HK and Singapore properties went down sharply at the beginning of the crisis. Singapore is still nursing a down trending market. However things are looking up in HK. Recent property launches have attract a lot of buyers. Of course the pricing of these new developments were a bit more attractive, and we should remember that many of the buyers were from mainland China. Developers reported vigorous weekend sales as Sun Hung Kai Properties (0016) sold 400 apartments at The Latitude while Cheung Kong (0001) said all flats at Central Park Towers II were sold on Saturday.

SHKP raised prices by 3 to 5 percent after the first batch of 50 homes at The Latitude, a San Po Kong residential project, were sold on Saturday. The average price was 2 percent higher than the original price of HK$7,255 per square foot.

The developer reaped more than HK$3 billion from flat sales at The Latitude, at an average price of HK$7,400 psf. Prices ranged between HK$5,300 and HK$15,000 psf. Flats were sold at between HK$3.6 million and HK$18.5 million. A special 1,712 sq ft flat, "Sky Latitude" with a 1,294 sq ft "sky garden" was sold for HK$26.5 million. The project has five residential towers totaling 1,159 homes.

Meanwhile, Cheung Kong executive director Justin Chiu Kwok-hung said the 1,068 flats at the Tin Shui Wai project Central Parks Tower II were all sold in three days since the launch on Thursday. Chiu earlier estimated the sales to generate about HK$2 billion.

The secondary home market is expected to be fueled by the good sales in the primary market, said Centaline Property research associate director Wong Leung-sing. "Home transactions in the secondary market may jump 9.1 percent and 11.1 percent by volume and value, respectively, this month, to 6,000 deals and HK$17 billion, when compared with March," Wong said.

The value of home sales in Hong Kong soared 86.8 percent month on month to HK$25.4 billion in March to hit a nine-month high, while the number of deals rose 58.3 percent to 7,102, according to data from the Land Registry.

"Earlier-than-expected signs of stabilization of major economies lead us to believe that various governments' stimulus measures could help restore homebuyers' confidence and bring forward the inflection point of price stabilization," Goldman Sachs analyst Anthony Wu said. The research house forecast prices in the primary market will fall 5 percent and that of the secondary market will be flat this year.

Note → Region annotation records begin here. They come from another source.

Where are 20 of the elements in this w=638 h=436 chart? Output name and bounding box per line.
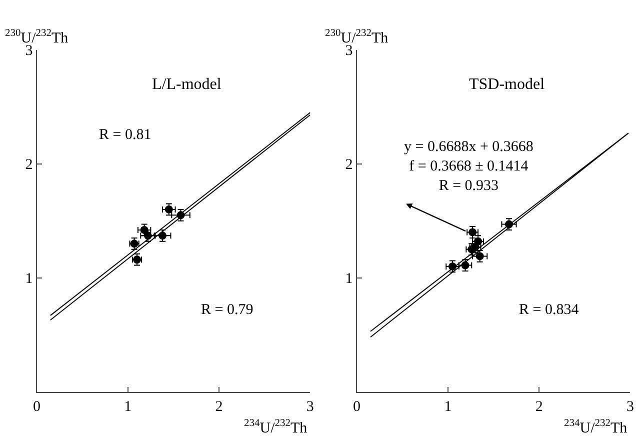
y-tick-label: 2 [345, 157, 353, 174]
x-tick-label: 3 [626, 398, 634, 415]
x-tick-label: 0 [353, 398, 361, 415]
annotation: y = 0.6688x + 0.3668 f = 0.3668 ± 0.1414 R = 0.933 [404, 139, 534, 194]
x-tick-label: 1 [444, 398, 452, 415]
y-tick-label: 2 [25, 157, 33, 174]
x-tick-label: 1 [124, 398, 132, 415]
x-tick-label: 3 [306, 398, 314, 415]
y-tick-label: 1 [345, 271, 353, 288]
x-tick-label: 2 [215, 398, 223, 415]
x-axis-title: $^{234}$U/$^{232}$Th [564, 418, 628, 436]
annotation: R = 0.79 [201, 302, 254, 318]
y-tick-label: 1 [25, 271, 33, 288]
annotation: R = 0.81 [99, 127, 152, 143]
x-axis-title: $^{234}$U/$^{232}$Th [244, 418, 308, 436]
text: TSD-model [469, 76, 546, 93]
x-tick-label: 2 [535, 398, 543, 415]
text: L/L-model [152, 76, 222, 93]
x-tick-label: 0 [33, 398, 41, 415]
annotation: R = 0.834 [519, 302, 580, 318]
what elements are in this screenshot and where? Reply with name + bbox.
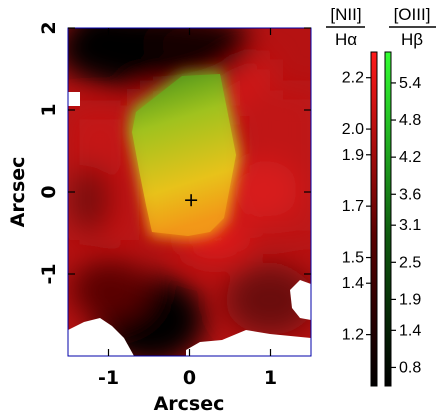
center-marker <box>185 194 198 207</box>
x-tick-label: 1 <box>264 367 277 389</box>
no-data-regions <box>68 92 311 356</box>
x-tick-label: -1 <box>98 367 119 389</box>
colorbar-nii-denominator: Hα <box>335 30 357 49</box>
y-tick-label: 1 <box>38 103 60 116</box>
colorbar-nii-tick-label: 1.4 <box>342 275 364 292</box>
colorbar-oiii-tick-label: 0.8 <box>399 359 421 376</box>
colorbar-oiii-bar <box>384 51 392 387</box>
colorbar-nii-tick-label: 1.5 <box>342 250 364 267</box>
x-axis-ticks: -1 0 1 <box>98 28 277 389</box>
colorbar-nii-bar <box>370 51 378 387</box>
colorbar-oiii-tick-label: 3.1 <box>399 217 421 234</box>
colorbar-oiii-tick-label: 4.2 <box>399 149 421 166</box>
central-emission-region <box>128 70 240 240</box>
colorbar-nii-tick-label: 1.7 <box>342 198 364 215</box>
colorbar-nii-tick-label: 2.2 <box>342 70 364 87</box>
colorbar-oiii-denominator: Hβ <box>401 30 423 49</box>
colorbar-oiii-numerator: [OIII] <box>394 5 431 24</box>
y-axis-ticks: -1 0 1 2 <box>38 21 311 285</box>
colorbar-oiii-tick-label: 1.9 <box>399 291 421 308</box>
x-tick-label: 0 <box>183 367 196 389</box>
colorbar-nii-tick-label: 1.2 <box>342 327 364 344</box>
colorbar-oiii-tick-label: 5.4 <box>399 75 421 92</box>
x-axis-label: Arcsec <box>154 393 225 415</box>
colorbar-nii-tick-label: 2.0 <box>342 121 364 138</box>
y-tick-label: 2 <box>38 21 60 34</box>
colorbar-nii-tick-label: 1.9 <box>342 147 364 164</box>
y-tick-label: 0 <box>38 185 60 198</box>
colorbar-oiii-tick-label: 1.4 <box>399 322 421 339</box>
y-tick-label: -1 <box>38 263 60 284</box>
heatmap-image <box>68 28 311 356</box>
colorbar-oiii: [OIII] Hβ 5.4 4.8 4.2 3.6 3.1 2.5 1.9 1.4 0.8 <box>384 5 436 387</box>
colorbar-oiii-tick-label: 3.6 <box>399 186 421 203</box>
y-axis-label: Arcsec <box>7 157 29 228</box>
colorbar-nii-numerator: [NII] <box>330 5 361 24</box>
colorbar-oiii-tick-label: 4.8 <box>399 112 421 129</box>
colorbar-nii: [NII] Hα 2.2 2.0 1.9 1.7 1.5 1.4 1.2 <box>326 5 378 387</box>
colorbar-oiii-tick-label: 2.5 <box>399 254 421 271</box>
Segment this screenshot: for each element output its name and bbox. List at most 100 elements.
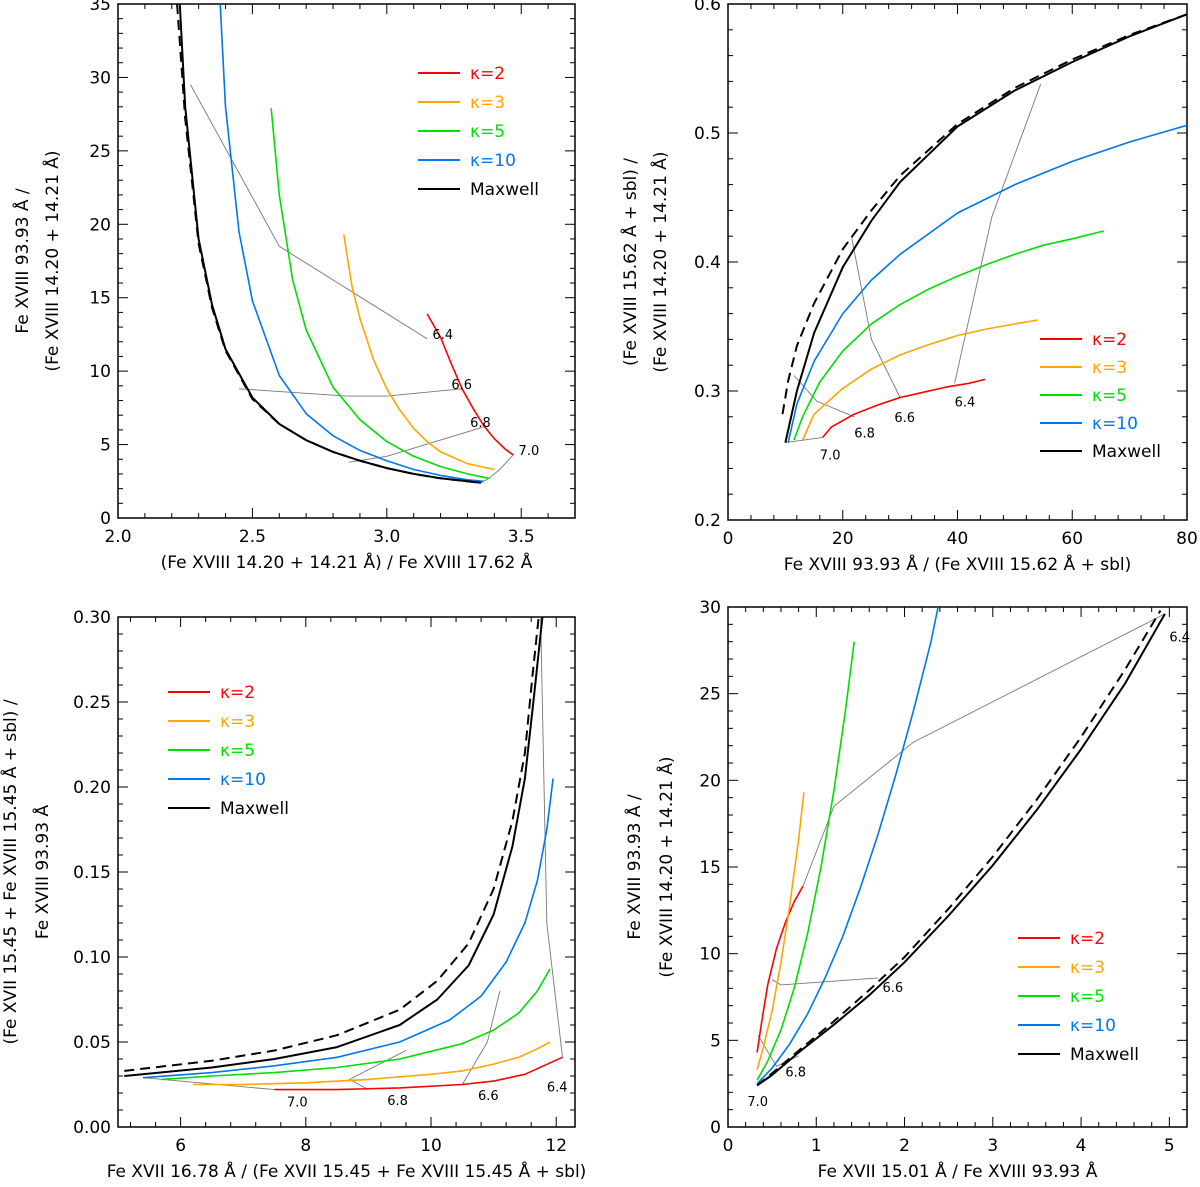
series-line <box>193 1041 551 1086</box>
x-tick-label: 8 <box>300 1136 311 1156</box>
y-tick-label: 10 <box>699 945 721 965</box>
legend-label: κ=10 <box>1092 414 1138 434</box>
temperature-label: 6.6 <box>451 378 472 393</box>
x-axis-label: Fe XVII 16.78 Å / (Fe XVII 15.45 + Fe XV… <box>107 1160 587 1182</box>
plot-area <box>781 13 1187 444</box>
y-tick-label: 0.00 <box>73 1118 111 1138</box>
x-axis-label: Fe XVII 15.01 Å / Fe XVIII 93.93 Å <box>818 1160 1098 1182</box>
series-line <box>274 1056 563 1091</box>
series-line <box>756 613 1166 1087</box>
series-line <box>756 607 939 1085</box>
isotherm-line-6.6 <box>461 990 501 1085</box>
x-tick-label: 0 <box>723 529 734 549</box>
x-tick-label: 12 <box>545 1136 567 1156</box>
legend-label: κ=10 <box>220 770 266 790</box>
y-axis-label: Fe XVIII 93.93 Å / <box>623 794 645 940</box>
temperature-label: 6.4 <box>547 1080 568 1095</box>
isotherm-line-6.4 <box>802 613 1166 887</box>
panel-top-left: 2.0 2.5 3.0 3.5 0 5 10 15 20 25 30 35 (Fe XVIII 14.2… <box>11 0 576 573</box>
x-tick-label: 3.0 <box>373 527 400 547</box>
x-tick-label: 40 <box>947 529 969 549</box>
x-tick-label: 20 <box>832 529 854 549</box>
temperature-label: 6.6 <box>478 1089 499 1104</box>
y-tick-label: 5 <box>100 436 111 456</box>
y-axis-label: (Fe XVII 15.45 + Fe XVIII 15.45 Å + sbl)… <box>0 699 21 1044</box>
legend-label: κ=2 <box>470 64 505 84</box>
x-tick-label: 4 <box>1076 1136 1087 1156</box>
y-axis-label: (Fe XVIII 15.62 Å + sbl) / <box>619 158 641 366</box>
series-line-dashed <box>176 4 482 484</box>
panel-bottom-left: 6 8 10 12 0.00 0.05 0.10 0.15 0.20 0.25 0.30 Fe XVI… <box>0 608 586 1182</box>
y-tick-label: 20 <box>89 215 111 235</box>
series-line <box>822 378 986 438</box>
legend-label: Maxwell <box>1070 1045 1139 1065</box>
series-line <box>801 319 1038 441</box>
plot-area <box>124 617 563 1091</box>
series-line <box>219 4 484 483</box>
panel-top-right: 0 20 40 60 80 0.2 0.3 0.4 0.5 0.6 Fe XVIII 93.93 Å… <box>619 0 1198 575</box>
legend-label: κ=2 <box>1092 330 1127 350</box>
plot-frame <box>117 3 576 519</box>
y-tick-label: 0 <box>100 509 111 529</box>
series-line <box>756 641 855 1081</box>
temperature-label: 6.8 <box>387 1094 408 1109</box>
isotherm-line-6.6 <box>238 388 463 397</box>
isotherm-line-6.6 <box>850 236 901 398</box>
x-tick-label: 6 <box>175 1136 186 1156</box>
y-axis-label: Fe XVIII 93.93 Å / <box>11 188 33 334</box>
legend-label: Maxwell <box>220 799 289 819</box>
y-tick-label: 10 <box>89 362 111 382</box>
temperature-label: 6.4 <box>433 328 454 343</box>
series-line <box>426 313 514 456</box>
y-tick-label: 0.2 <box>694 511 721 531</box>
series-line-dashed <box>756 609 1162 1087</box>
y-tick-label: 0.3 <box>694 382 721 402</box>
y-tick-label: 15 <box>699 858 721 878</box>
legend-label: κ=5 <box>470 122 505 142</box>
y-tick-label: 0.15 <box>73 863 111 883</box>
isotherm-line-6.8 <box>793 375 855 418</box>
y-axis-label: (Fe XVIII 14.20 + 14.21 Å) <box>41 150 63 371</box>
temperature-label: 6.8 <box>470 416 491 431</box>
y-tick-label: 0.05 <box>73 1033 111 1053</box>
series-line <box>793 230 1104 441</box>
legend-label: κ=10 <box>1070 1016 1116 1036</box>
series-line-dashed <box>781 13 1187 415</box>
legend-label: κ=2 <box>220 683 255 703</box>
series-line <box>784 13 1187 443</box>
y-axis-label: Fe XVIII 93.93 Å <box>31 805 53 940</box>
x-tick-label: 5 <box>1164 1136 1175 1156</box>
y-axis-label: (Fe XVIII 14.20 + 14.21 Å) <box>655 756 677 977</box>
x-tick-label: 3.5 <box>508 527 535 547</box>
isotherm-line-6.4 <box>540 617 563 1058</box>
series-line <box>756 792 805 1071</box>
series-line <box>787 124 1187 443</box>
x-tick-label: 1 <box>811 1136 822 1156</box>
temperature-label: 6.8 <box>785 1066 806 1081</box>
y-tick-label: 0.5 <box>694 124 721 144</box>
temperature-label: 7.0 <box>747 1095 768 1110</box>
x-tick-label: 2 <box>899 1136 910 1156</box>
temperature-label: 7.0 <box>287 1096 308 1111</box>
y-tick-label: 20 <box>699 771 721 791</box>
temperature-label: 6.6 <box>894 411 915 426</box>
legend-label: Maxwell <box>470 180 539 200</box>
series-line <box>343 234 495 471</box>
temperature-label: 6.4 <box>1169 631 1190 646</box>
y-tick-label: 30 <box>699 598 721 618</box>
series-line <box>756 885 804 1053</box>
series-line <box>124 617 544 1077</box>
isotherm-line-7.0 <box>480 454 514 484</box>
x-tick-label: 0 <box>723 1136 734 1156</box>
x-tick-label: 3 <box>987 1136 998 1156</box>
y-tick-label: 0.25 <box>73 693 111 713</box>
y-tick-label: 0 <box>710 1118 721 1138</box>
temperature-label: 7.0 <box>519 444 540 459</box>
y-tick-label: 25 <box>699 685 721 705</box>
isotherm-line-6.8 <box>348 1050 407 1090</box>
legend-label: κ=3 <box>1092 358 1127 378</box>
x-axis-label: Fe XVIII 93.93 Å / (Fe XVIII 15.62 Å + s… <box>784 553 1132 575</box>
series-line <box>161 968 551 1081</box>
legend-label: κ=3 <box>220 712 255 732</box>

UBS analyst Eric Wong also upgraded home price forecasts "as credit conditions continues to normalize, mortgage competition returns, good stock markets boost confidence, and global quantitative easing raises awareness of the need to hold real assets instead of fiat money." Wong also believes the Hong Kong homes market will rebound earlier and faster than most property markets.